Author Accuses Small Press of Close-Knittedness

By Neal 

Novelist Tim W. Brown has a bone to pick with the small independent press Fiction Collective Two, known popularly as FC2. In an online broadside published at FleecedByFC2.com late last week, Brown accuses FC2, which describes itself as “an author-run, not-for-profit publisher of artistically adventurous, non-traditional fiction,” of sponging off universities as well as state and federal grants in order to finance the publication of experimental works by the collective’s core members. Along with detailing several examples of alleged self-reward on the FC2 frontlist and recent backlist, Brown focuses on the cost to taxpayers. “FC2’s total budget in FY 2005-2006 was $127,893, a typical year for the press judging by its tax returns and grant records,” he observes, with the public contributing $57,020 to pay those bills.

Brown includes a response from FC2 editorial director R.M. Berry, who says, “Over the last 8 years slightly fewer than 1/3 of the books we have published have been by authors who have never published a book with anyone before. Approximately 2/3 of the books we’ve published have been by authors who have never published with FC2 before. About 1/3 of our books are by authors we have previously published.” Berry adds that nobody who submits a manuscript is allowed to sit on the FC2 board that year; Brown’s data, on the other hand, indicates that more than one person has joined the board within a few years after their manuscript was accepted for publication, including the Michael Martone novel Michael Martone, an ever-expanding series of fictional “contributor’s notes” that was the summer 2006 selection of the LitBlog Co-Op, a loose band of bookbloggers who issue quarterly recommendations of what they consider underappreciated contemporary fiction. (Full disclosure: both GalleyCat co-editors were founding members of the group, long gone when that book was chosen.)
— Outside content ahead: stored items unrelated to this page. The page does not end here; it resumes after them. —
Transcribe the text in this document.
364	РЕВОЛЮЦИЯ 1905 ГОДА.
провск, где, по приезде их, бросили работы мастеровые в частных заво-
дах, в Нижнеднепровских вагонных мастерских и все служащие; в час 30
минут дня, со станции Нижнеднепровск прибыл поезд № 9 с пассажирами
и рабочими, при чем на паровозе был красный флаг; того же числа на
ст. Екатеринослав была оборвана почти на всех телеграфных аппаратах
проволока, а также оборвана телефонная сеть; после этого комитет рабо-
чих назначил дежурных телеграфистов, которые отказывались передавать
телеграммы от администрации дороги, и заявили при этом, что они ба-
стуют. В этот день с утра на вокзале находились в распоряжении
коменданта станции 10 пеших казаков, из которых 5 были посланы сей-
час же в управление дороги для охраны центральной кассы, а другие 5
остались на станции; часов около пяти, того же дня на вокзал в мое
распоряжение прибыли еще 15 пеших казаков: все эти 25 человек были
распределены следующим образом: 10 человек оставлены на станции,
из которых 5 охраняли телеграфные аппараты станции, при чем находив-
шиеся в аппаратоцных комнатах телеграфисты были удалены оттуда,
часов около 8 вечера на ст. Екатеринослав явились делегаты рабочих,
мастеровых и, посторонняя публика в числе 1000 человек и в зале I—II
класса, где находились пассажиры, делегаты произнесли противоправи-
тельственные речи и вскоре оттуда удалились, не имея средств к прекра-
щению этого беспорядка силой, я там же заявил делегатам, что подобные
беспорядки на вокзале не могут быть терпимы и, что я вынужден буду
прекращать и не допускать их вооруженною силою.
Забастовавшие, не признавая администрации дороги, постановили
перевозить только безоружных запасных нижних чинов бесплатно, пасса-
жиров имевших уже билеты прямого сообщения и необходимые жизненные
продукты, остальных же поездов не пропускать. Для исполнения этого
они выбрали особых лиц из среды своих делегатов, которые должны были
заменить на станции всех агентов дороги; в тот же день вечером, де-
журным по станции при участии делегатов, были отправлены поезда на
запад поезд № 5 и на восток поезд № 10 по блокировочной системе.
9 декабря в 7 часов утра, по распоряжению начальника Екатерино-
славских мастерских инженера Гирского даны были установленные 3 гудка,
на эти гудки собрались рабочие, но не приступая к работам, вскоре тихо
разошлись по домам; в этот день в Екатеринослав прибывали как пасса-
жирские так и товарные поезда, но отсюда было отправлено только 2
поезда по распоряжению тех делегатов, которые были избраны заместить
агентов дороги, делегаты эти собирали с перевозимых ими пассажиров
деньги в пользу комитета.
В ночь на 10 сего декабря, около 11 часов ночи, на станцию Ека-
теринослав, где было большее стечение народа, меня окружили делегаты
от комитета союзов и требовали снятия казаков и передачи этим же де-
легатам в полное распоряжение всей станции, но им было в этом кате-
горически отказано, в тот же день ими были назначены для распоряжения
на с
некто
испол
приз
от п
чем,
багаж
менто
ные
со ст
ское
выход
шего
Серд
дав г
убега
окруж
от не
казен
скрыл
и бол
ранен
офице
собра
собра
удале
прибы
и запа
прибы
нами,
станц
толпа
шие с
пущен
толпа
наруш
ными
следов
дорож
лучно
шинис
It should be noted, though, that Brown’s beef with the Unit for Contemporary Literature, a now-disbanded organization that included FC2 along with other small presses and literary journals, could be said to go back about a dozen years, when American Book Review stiffed him on a $50 freelance check. Perhaps more pertinently, Brown also acknowledges that he’s had a manuscript rejected by the Collective recently, but says that novel, Walking Man is scheduled to be the debut title from Bronx River Press in October. Then again, the BxRP domain is registered in Brown’s name, using the same contact info used to register his author website and anti-FC2 site…so there’s that to consider, as well, before deeming this situation the Foetry of 2007 just yet.